Example 4 2- [4- (2,4-dichophenoxymethyl) phenoxy] propionic acid-10 g of the ester obtained according to Example 3 are mixed with 10 g of potassium hydroxide in 100 ml Ethanol heated to boiling for 2 hours. It is evaporated, dissolved in water, washed with Ether and acidify with hydrochloric acid, whereupon the title compound precipitates.

M.p. 122-1230C; Yield 90% of theory

Example 5: ethyl 2- [4- (2,4-dichophenoxymethyl) phenoxy] propionate a) A mixture of 34.8 g (0.37 mol) phenol, 111 g (0.81 mol) potassium carbonate, 89 ml (0.69 mol) of ethyl 2-bromopropionate and 200 ml of ethanol are used for 12 hours boiled with stirrer, then filtered and distilled. It will be 44.2 g of ethyl 2-phenoxypropionate, boiling point 93-940C / 0.1 Torr. obtain.

b) Concentrated in a suspension of 9.6 g of paraformaldehyde in 40 ml. Hydrochloric acid, a vigorous stream of hydrogen chloride is introduced with vigorous stirring, until a solution is found. The temperature is at 15-200C held. A solution of 38.8 g (0.2 mol) of ethyl 2-phenoxypropionate is added to this solution run in 20 ml of benzene and stir for 4 hours at 15-200C. Then 30 ml of benzene are added and the organic phase is separated off. You shake it three times with half-saturated aqueous sodium chloride solution, then dried over sodium sulfate and the benzene is distilled off. The residue is fractionally distilled.

Yield: 18 g; Bp 134-1380C / 0.4 torr.

c) The further reaction of the product obtained with 4-chlorophenol corresponding to Example 1 b) gives the title compound, melting point 420C.

Example 6 2- [4- (4-chlorophenoxymethyl) -phenoxyl-nropionic acid-2- (2.4.5 trichlorophenoxy) ethyl ester 2.2 g of methyl 2- [4- (4-chlorophenoxymethyl) phenoxy] propionate, 2.4 g of 2- (2,4,5-trichlorophenoxy) ethanol and 0.03 g of sodium are at 150 Torr. Heated for 4 hours to around 120-1500C. After cooling, it is boiled with acetone, the cooled solution is filtered and freed from the solvent in vacuo. The residue is recrystallized from ethanol / water.

Yield 1.3 g (36% of theory); M.p. 830C.

The compounds of Table 1 are obtained analogously.

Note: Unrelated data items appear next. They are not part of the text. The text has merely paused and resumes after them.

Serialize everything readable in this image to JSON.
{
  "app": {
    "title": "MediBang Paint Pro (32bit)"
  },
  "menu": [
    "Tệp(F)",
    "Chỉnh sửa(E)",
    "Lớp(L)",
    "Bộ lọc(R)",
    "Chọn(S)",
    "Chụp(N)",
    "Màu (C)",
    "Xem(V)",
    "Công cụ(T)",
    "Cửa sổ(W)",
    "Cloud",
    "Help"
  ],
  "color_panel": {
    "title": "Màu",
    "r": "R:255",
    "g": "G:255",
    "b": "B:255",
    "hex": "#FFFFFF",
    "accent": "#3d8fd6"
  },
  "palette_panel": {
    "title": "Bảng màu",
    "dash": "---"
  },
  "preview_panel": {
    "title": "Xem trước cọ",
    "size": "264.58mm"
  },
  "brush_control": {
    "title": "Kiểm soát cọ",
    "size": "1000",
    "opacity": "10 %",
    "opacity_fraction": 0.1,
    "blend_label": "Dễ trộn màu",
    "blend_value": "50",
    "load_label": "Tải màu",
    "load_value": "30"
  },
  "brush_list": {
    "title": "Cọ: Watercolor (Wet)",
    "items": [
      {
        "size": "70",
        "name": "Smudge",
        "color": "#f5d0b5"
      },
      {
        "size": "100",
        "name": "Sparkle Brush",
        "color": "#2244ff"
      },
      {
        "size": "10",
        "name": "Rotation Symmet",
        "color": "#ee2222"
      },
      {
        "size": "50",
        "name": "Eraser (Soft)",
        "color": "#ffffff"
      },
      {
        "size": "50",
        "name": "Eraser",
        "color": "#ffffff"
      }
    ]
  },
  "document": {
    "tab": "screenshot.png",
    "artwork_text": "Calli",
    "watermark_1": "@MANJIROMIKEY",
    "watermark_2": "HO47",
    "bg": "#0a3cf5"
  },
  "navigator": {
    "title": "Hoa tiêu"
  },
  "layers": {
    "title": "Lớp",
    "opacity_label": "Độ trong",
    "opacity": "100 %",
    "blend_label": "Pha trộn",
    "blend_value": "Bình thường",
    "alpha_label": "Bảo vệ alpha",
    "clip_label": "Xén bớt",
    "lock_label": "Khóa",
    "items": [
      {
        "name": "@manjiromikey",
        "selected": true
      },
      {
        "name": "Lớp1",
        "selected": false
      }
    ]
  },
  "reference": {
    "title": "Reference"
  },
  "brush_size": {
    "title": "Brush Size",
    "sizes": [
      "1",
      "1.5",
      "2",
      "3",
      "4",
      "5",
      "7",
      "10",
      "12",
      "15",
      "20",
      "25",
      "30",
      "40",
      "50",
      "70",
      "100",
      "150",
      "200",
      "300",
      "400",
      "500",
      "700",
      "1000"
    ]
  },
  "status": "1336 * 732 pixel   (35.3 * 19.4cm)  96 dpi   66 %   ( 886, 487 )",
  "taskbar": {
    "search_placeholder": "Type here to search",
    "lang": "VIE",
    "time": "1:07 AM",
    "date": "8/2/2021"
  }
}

Table 1 Compounds of the formula I (R1: C1; R2: H) No. | R3 m.p. [0CJ 1 -0-CH 86 2 -0-CH2-CH2-0 + Br 99-100 Cl 3 -o-CH2-CH2-o-Co-CH- <CH2-0 <oil 4 -O 72 5 -O-C8H17 δ1 6 -0-CH2-CH2-0-CH2-CH = CH2 oil CH i3 7 -0- (CH2) 3-0-CO-CH-0 o CH2-0 o C1 oil CH3 8 -0- (CH2) 6-0-CO-CH-0CH2-OC1 j 01 oil Example 7 2- [4- (2,4-dichophenoxymethyl) phenoxy] propionic acid n-butyl ester 6.4 g of the methyl ester obtainable according to Example 1, 50 ml of n-butyl alcohol and 0.03 g of sodium are refluxed for 4 hours cooked. After standing overnight, the precipitate is filtered off with suction and the filtrate is evaporated to dryness in vacuo. The residue is recrystallized from ethanol / water.

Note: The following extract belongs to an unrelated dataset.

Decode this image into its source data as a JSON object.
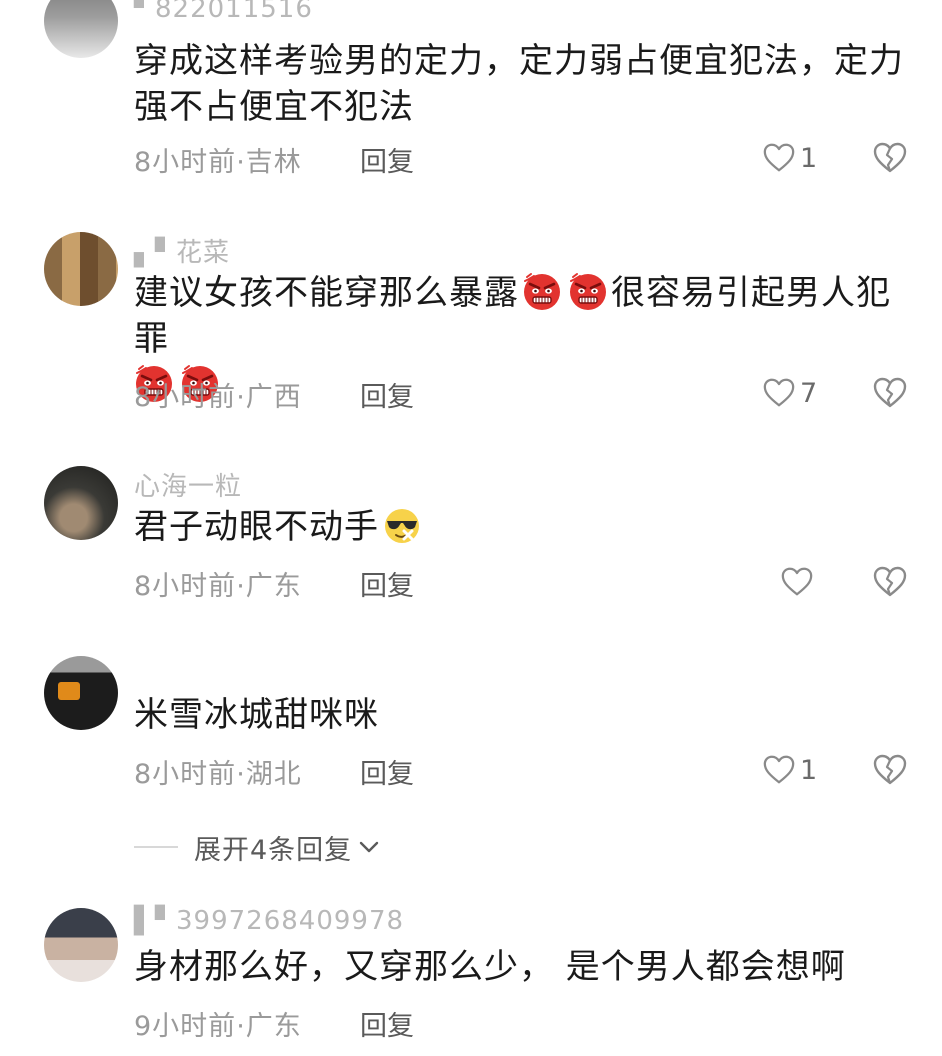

Yield 4.5 g (62% of theory); M.p. 660C.

2- [4- (4-chloro-phenoxymethyl) -phenoxy] -propionic acid isobutyl ester is obtained analogously, M.p. 75 C; 2- [4- (2,4-Dichophenoxymethyl) phenoxy] propionic acid n-amyl ester, m.p. 40 ° C.

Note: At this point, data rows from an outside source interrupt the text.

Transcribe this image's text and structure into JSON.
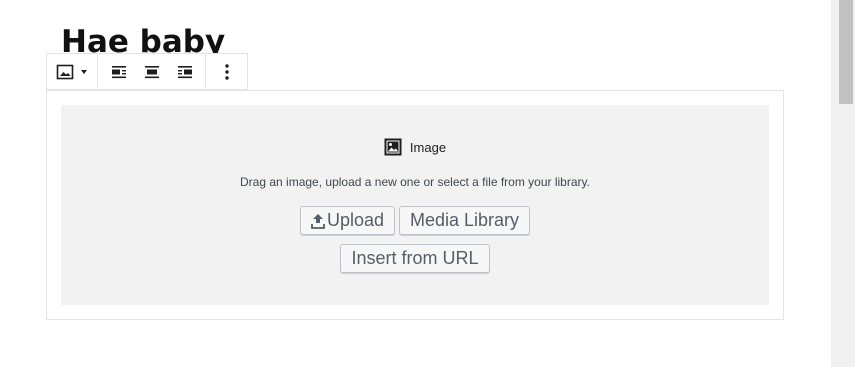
{
  "post": {
    "title": "Hae baby"
  },
  "toolbar": {
    "block_type_icon": "image-icon",
    "dropdown_icon": "caret-down-icon",
    "align_left_icon": "align-left-icon",
    "align_center_icon": "align-center-icon",
    "align_right_icon": "align-right-icon",
    "more_icon": "more-vertical-icon"
  },
  "image_block": {
    "label": "Image",
    "instructions": "Drag an image, upload a new one or select a file from your library.",
    "upload_label": "Upload",
    "media_library_label": "Media Library",
    "insert_url_label": "Insert from URL"
  }
}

Example 8 2- [4- (4-chlorophenoxymethyl) -phenoxyl-propionic acid ethyl ester 5 g of sodium are dissolved in 4000 ml of ethanol and 2000 g of that obtainable according to Example 1 are added Methyl ester too. It was then refluxed for half an hour and then via an attached column with a reflux / withdrawal ratio of approx. 10: 1 alcohol mixture distilled off.

After 3 hours the alcohol was distilled off directly and finally the solvent was completely removed in vacuo.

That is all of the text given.